Calling himself a "battler" who knew when he was wrong, former advertising magnate William B. Tanner pleaded guilty today to one count of mail fraud and three counts of income tax evasion.
Tanner was accused of siphoning money from his former company, the William B. Tanner Co. of Memphis, and concealing the funds in fictitious accounts to avoid paying income taxes and to defraud his firm, prosecutors charged.
Assistant U.S. Attorney Dan Clancy told the court that Tanner paid kickbacks while running the advertising company and understated his taxable income by at least $100,000 a year for three years.
U.S. District Judge Robert McRae agreed to abide by a plea bargain in which Tanner would receive no more than four years in prison and a maximum fine of up to $16,000. A sentencing date was not set.
"I've been a battler, and I've won many battles when I thought I was right.
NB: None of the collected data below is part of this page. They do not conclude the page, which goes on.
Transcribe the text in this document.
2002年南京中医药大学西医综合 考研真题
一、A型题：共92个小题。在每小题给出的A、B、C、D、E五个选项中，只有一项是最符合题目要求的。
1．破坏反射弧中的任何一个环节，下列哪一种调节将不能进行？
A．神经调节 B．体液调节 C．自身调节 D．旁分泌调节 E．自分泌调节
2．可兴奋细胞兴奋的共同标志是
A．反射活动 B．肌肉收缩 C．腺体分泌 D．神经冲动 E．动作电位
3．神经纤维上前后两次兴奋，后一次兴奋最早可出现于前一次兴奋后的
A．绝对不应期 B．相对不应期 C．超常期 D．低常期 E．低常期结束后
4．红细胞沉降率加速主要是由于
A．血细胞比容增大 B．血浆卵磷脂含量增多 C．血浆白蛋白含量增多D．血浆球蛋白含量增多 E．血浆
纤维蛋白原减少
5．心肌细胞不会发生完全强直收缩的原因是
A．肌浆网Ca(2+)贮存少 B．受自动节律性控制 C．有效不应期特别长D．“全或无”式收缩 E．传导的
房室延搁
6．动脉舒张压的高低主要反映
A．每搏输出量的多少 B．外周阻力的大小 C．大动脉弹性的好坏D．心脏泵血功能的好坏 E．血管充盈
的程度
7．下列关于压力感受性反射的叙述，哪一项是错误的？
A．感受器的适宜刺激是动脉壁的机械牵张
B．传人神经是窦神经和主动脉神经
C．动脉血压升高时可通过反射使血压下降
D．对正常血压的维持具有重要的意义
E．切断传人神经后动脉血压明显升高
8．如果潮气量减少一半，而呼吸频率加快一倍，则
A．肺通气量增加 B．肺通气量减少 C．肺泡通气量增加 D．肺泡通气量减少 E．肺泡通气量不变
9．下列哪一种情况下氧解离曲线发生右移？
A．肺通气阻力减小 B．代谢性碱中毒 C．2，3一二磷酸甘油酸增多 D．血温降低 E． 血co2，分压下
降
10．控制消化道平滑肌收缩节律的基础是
In this matter, I recognized that I'm wrong, and I've prayed to the courts for mercy, but I stand ready to face the consequences," Tanner said following his appearance in federal court.
The agreement avoids the process of a grand jury indictment and federal court trial. The guilty plea was arranged with prosecutors in response to a federal information complaint filed today.
"I do not want to propose that the government would carry out the heavy burden and expense of prosecution, and I want to also avoid for my family and myself the ordeal of a long and traumatic trial," Tanner said.
He declined further comment.
"The plea agreement provides that the court may do anything from providing probation for Mr. Tanner up to the maximum incarceration of four years," said his attorney, James Neal.
Tanner, the founder and former president of William B. Tanner Co., has been the subject of a 17-month federal investigation into the allegations involving his company.
Tanner sold the firm to Media General of Richmond in 1982 for $40 million before the investigation began. After the sale, he remained Tanner Co.'s chief executive officer but resigned when the probe began.
The FBI and Internal Revenue Service raided the firm in 1983, seizing 20 boxes of company records.
Tanner Co., which specialized in selling radio and television air time, is now called Media General Broadcast Services Inc.
Tanner still faces $237 million in lawsuits from Media General, which claims he allegedly misrepresented his firm's finances when the sale was negotiated.